Is It Safe To Dye Your Hair While Pregnant?

There are so many rules you need to remember when you first get pregnant that it's hard to keep up. Not only do you have to remind yourself of the tiny human growing inside you, but you need to keep note of what you can and can't eat while coping with common pregnancy problems like morning sickness. When it comes to your beauty routine, you start to question everything, from your choice of moisturizer to your choice of shampoo. Luckily, provided your products don't contain any harmful chemicals, your beauty regime can remain relatively the same. But is it safe to dye your hair while pregnant?

"You absolutely can dye your hair whilst pregnant," Adam Reed, co-founder of Percy & Reed, told Harper's Bazaar. "It's an urban myth that you can't!" he added. Dr. Angela Lamb, director of the Westside Mount Sinai Dermatology Faculty Practice in New York City, agrees. "It just does not stay in contact with your skin long enough to absorb into the bloodstream in a way that is harmful to a growing fetus," she told HuffPost. "My vote is that hair dye is completely fine."

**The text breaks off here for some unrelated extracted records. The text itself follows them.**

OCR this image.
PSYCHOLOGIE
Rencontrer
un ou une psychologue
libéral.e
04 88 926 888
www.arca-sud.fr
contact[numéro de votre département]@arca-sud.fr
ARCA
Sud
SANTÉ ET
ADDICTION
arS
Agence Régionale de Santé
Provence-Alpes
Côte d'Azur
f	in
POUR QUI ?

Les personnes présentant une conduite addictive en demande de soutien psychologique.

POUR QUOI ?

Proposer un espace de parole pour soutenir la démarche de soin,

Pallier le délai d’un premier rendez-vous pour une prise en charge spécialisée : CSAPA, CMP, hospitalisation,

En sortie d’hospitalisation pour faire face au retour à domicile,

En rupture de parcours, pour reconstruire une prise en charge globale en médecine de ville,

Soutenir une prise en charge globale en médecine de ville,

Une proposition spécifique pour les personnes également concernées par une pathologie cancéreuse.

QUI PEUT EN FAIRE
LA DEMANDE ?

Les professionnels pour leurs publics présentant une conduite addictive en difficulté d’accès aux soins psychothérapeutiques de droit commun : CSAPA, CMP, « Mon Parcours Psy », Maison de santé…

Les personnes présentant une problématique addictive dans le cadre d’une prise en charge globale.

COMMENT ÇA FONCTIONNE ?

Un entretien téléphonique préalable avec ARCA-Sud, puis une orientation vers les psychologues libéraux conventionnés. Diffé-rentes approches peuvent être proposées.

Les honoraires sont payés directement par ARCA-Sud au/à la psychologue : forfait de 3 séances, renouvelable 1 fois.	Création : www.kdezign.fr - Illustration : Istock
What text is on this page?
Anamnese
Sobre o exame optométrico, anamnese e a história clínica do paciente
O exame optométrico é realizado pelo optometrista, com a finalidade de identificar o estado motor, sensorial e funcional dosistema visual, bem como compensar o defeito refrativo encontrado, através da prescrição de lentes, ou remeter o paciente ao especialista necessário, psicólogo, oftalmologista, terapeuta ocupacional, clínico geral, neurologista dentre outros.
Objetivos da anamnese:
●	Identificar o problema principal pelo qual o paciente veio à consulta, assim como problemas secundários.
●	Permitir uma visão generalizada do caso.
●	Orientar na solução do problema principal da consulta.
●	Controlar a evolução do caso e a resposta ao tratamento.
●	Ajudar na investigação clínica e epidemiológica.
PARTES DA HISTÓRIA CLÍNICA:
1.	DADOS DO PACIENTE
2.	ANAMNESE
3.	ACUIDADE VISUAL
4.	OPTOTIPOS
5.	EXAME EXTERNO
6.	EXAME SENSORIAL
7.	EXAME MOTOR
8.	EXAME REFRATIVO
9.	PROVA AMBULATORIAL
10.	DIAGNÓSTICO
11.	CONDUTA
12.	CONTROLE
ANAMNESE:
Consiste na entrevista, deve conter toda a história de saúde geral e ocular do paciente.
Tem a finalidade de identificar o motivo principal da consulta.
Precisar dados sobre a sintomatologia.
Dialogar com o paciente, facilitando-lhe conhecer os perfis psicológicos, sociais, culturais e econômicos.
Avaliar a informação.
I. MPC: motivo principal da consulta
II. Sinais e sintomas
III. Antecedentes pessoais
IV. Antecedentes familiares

Pregnancy may cause chemical sensitivity

However, Fran Dixon, creative colourist at Hari's Salon in London, is quick to point out that it's best to wait to refresh your roots until the first trimester's over to be extra safe. "Women usually wait until after the initial 12 weeks (or first trimester) of pregnancy when any potential risks are much lower," Dixon told Harper's Bazaar. If you're feeling anxious, "you can convert from all-over colors to highlights, so that the dye doesn't come into contact with the scalp," or switch to ammonia-free colors, she added.

If you're past the 12-week point, it's also important to be aware that being pregnant may cause your skin to react differently to chemicals than it usually would. Shannon Lewis, color director at Neville Hair & Beauty, and Anna Short, color director at Daniel Galvin, warn that it can even change the final color and smell of the hair dye. Always be sure to do a patch test before the treatment begins, they told Harper's Bazaar, and if you experience any irritation, do not proceed. Above all else, it's a good idea to ask your doctor, just to be on the safe side.